Повесив трубку, Света почувствовала странное облегчение. Теперь все встало на свои места. Не было никакой драмы, никакой великой ошибки. Была только подлость и расчет. И это было гораздо проще.

Но Пашке этого не объяснишь. Для него отец был не прогоревшим неудачником, а романтическим героем, который осознал свою вину.

Следующие несколько дней превратились в холодную войну. Пашка почти не разговаривал с ней, отвечал односложно, все время сидел в своей комнате, уткнувшись в телефон. Света знала, с кем он переписывается. Игорь бомбардировал его сообщениями, фотографиями, где они втроем — счастливая семья до разрыва. Он писал, как сильно любит сына, как мечтает снова пойти с ним на рыбалку, как тогда, в его шесть лет. Пашка таял.

В пятницу он пришел из школы и с порога заявил:

— Я иду гулять. С папой.

Света стояла посреди коридора, сжимая в руках полотенце.

— Я же просила тебя, Паша.

— А я не маленький! — он вскинул подбородок. — Я имею право видеть своего отца! Ты не можешь мне запретить!

— Я могу. Потому что я несу за тебя ответственность. А этот человек…

— Не смей говорить о нем плохо! — закричал Пашка. — Ты просто злишься, потому что он ушел от тебя! Ты эгоистка! Думаешь только о себе!

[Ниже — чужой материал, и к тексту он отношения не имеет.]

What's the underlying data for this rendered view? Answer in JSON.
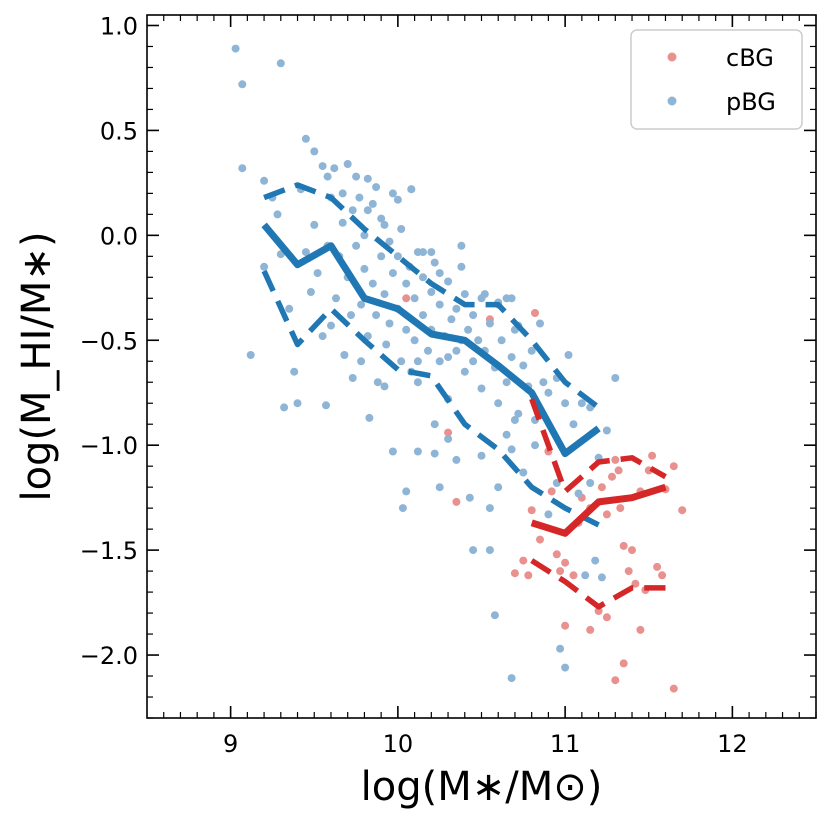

Это было так несправедливо, так жестоко, что у Светы на мгновение перехватило дыхание. Все эти годы она жила только ради него, отказывая себе во всем, работая на двух работах, чтобы у ее мальчика было все не хуже, чем у других. И теперь она — эгоистка.

— Хорошо, — сказала она неожиданно спокойно. Голос сел. — Иди. Только потом не говори, что я тебя не предупреждала.

Пашка, явно не ожидавший такого поворота, на секунду растерялся, но потом на его лице проступило торжество. Он быстро натянул куртку и выскочил за дверь, даже не попрощавшись.

Света осталась одна в пустой квартире. Она ходила из угла в угол, не находя себе места. Прошел час, другой. Она смотрела на телефон, ожидая звонка от сына. Звонка не было. Она представила, как они сейчас гуляют по парку, Игорь покупает ему сладкую вату, рассказывает интересные истории, и Пашка смотрит на него влюбленными глазами. А потом Игорь скажет ему: «Сынок, видишь, как нам хорошо вместе? Поговори с мамой. Она у нас добрая, она простит».

От этих мыслей становилось дурно. Она подошла к окну. На улице стемнело, зажглись фонари. Во дворе на скамейке сидела компания подростков, смеялись, громко играла музыка. Мир жил своей жизнью, и только в ее маленькой вселенной разворачивалась катастрофа.

Дверь открылась около десяти вечера. Пашка вошел тихо, стараясь не шуметь. Он быстро снял куртку и попытался прошмыгнуть в свою комнату.

— Паша, — позвала она.

Он остановился, не поворачиваясь.

— Ну что? Погулял?

Он медленно обернулся. Лицо у него было странное — растерянное и какое-то… побитое. Он молчал.

— Чай будешь? — мягко спросила Света.

Он кивнул.

Они сидели на кухне, той самой, где восемь лет назад Игорь объяснял ей, что любовь прошла. Пашка молча мешал сахар в чашке, глядя в одну точку.

— Он просил у тебя денег, — это был не вопрос, а утверждение. Света вдруг поняла все.

Пашка вздрогнул и поднял на нее глаза. В них стояли слезы.

— Он сказал, что ему не хватает на проезд. Всего сто рублей. А потом… потом он спросил, есть ли у нас какие-то сбережения. Сказал, что ему нужно срочно отдать долг, иначе будут большие проблемы. Говорил, что мама, то есть ты, его не поймет, а я — взрослый парень, я должен ему помочь. Убедить тебя.

Он замолчал, сглотнул.

— А потом мы зашли в кафе. Он заказал себе кофе, а мне сказал, что у него больше нет денег. И смотрел, как я пью свой молочный коктейль. А потом он начал жаловаться. Что Яна — эта женщина — оказалась меркантильной. Что его все предали. Что мир несправедлив. И что если бы не ты, не твой характер, он бы никогда не ушел.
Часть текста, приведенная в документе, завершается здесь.